History
Magdalene laundries: Ireland accepts state guilt in scandal
Ireland has officially recognised the state’s guilt in the “enslavement” of more than 30,000 women, most of whom were sent against their will into church-run institutions where they received no pay, no pension and no social protection.
Labelled the “Maggies”, the women were sent to the Magdalene laundries where they worked for nothing, serving in some cases “life sentences” simply for being unmarried mothers or regarded as morally wayward.
On Tuesday, a report headed by Irish senator Martin McAleese found that the state and the Irish police force bore a major responsibility for sending the women there and failing to protect their rights as workers. The laundries were not private and the vast majority of women and girls were sent there against their own wishes.
The McAleese report also concluded that the women were used as free labour and that Irish labour laws from the state’s foundation were continually broken inside the laundries.

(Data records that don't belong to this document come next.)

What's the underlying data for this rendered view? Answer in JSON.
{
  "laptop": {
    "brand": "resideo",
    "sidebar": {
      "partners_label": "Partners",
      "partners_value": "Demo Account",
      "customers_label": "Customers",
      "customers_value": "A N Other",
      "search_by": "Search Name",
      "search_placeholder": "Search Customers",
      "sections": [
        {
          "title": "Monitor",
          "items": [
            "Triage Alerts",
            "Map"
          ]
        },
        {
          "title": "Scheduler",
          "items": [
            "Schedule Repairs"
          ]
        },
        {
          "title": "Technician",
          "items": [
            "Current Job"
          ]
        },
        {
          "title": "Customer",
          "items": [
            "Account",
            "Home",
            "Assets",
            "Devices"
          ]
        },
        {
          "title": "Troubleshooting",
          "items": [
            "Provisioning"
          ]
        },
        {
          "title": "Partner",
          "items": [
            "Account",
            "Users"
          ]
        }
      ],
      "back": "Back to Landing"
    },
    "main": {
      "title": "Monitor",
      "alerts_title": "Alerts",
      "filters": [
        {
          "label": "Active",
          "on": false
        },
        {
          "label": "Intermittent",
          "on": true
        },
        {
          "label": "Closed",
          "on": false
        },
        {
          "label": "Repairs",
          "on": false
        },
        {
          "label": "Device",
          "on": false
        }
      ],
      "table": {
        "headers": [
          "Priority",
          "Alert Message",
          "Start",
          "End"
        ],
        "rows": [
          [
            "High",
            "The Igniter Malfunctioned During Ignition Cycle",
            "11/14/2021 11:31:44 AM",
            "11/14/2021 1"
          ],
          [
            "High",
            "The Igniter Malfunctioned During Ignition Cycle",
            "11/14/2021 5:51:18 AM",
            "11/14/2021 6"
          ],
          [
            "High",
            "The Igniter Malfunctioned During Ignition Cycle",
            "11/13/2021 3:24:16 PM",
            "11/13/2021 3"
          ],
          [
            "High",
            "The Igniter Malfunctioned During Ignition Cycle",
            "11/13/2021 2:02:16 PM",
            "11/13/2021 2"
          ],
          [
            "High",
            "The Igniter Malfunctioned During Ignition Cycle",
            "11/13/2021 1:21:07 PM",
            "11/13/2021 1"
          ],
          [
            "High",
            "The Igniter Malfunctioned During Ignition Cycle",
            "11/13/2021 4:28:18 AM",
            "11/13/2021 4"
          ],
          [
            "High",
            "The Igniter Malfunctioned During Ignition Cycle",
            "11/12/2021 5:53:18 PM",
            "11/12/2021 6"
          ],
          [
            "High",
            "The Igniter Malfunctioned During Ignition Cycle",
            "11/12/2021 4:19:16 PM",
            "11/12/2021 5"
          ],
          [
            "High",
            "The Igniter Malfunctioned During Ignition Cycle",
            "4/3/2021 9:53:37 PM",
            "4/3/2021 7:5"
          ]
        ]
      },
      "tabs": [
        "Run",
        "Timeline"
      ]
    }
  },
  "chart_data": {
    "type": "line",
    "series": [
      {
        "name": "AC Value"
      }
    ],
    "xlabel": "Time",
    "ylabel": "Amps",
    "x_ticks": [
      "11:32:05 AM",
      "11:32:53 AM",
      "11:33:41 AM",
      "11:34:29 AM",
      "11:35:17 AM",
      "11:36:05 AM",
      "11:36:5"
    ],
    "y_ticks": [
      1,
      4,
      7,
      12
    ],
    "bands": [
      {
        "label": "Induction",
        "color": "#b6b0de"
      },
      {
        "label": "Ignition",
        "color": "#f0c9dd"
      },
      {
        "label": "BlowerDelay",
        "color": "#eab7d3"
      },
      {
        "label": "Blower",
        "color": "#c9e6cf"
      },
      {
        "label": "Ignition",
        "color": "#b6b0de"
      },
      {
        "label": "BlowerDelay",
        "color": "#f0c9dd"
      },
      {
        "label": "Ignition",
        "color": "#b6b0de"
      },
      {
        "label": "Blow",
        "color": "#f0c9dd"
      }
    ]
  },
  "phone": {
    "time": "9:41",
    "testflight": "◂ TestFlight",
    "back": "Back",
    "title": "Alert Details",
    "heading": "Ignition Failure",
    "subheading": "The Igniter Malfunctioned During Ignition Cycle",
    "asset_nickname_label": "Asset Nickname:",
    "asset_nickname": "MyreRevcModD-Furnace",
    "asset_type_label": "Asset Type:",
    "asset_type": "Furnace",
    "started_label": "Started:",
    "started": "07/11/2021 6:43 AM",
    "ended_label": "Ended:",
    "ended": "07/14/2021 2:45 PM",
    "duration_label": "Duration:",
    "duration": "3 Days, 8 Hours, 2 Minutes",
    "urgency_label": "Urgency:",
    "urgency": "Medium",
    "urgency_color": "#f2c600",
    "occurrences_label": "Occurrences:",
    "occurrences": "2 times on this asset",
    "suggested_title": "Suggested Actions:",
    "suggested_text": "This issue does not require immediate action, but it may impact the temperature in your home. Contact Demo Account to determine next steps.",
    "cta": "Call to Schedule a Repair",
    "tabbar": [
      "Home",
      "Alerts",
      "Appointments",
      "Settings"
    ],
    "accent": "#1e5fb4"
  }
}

Established in 1922, some of the Magdalene laundries were still in operation as late as 1996. Half of the women incarcerated in these institutions, which washed clothes and linen from major hotel groups and even the Irish armed forces, were under the age of 23.
Nuns from the Sisters of Our Lady of Charity ran laundries at Drumcondra and Sean MacDermott Street in Dublin, the Sisters of Mercy in Galway and Dun Laoghaire, the Religious Sisters of Charity in Donnybrook, Dublin and Cork, and the Sisters of the Good Shepherd in Limerick, Cork, Waterford and New Ross.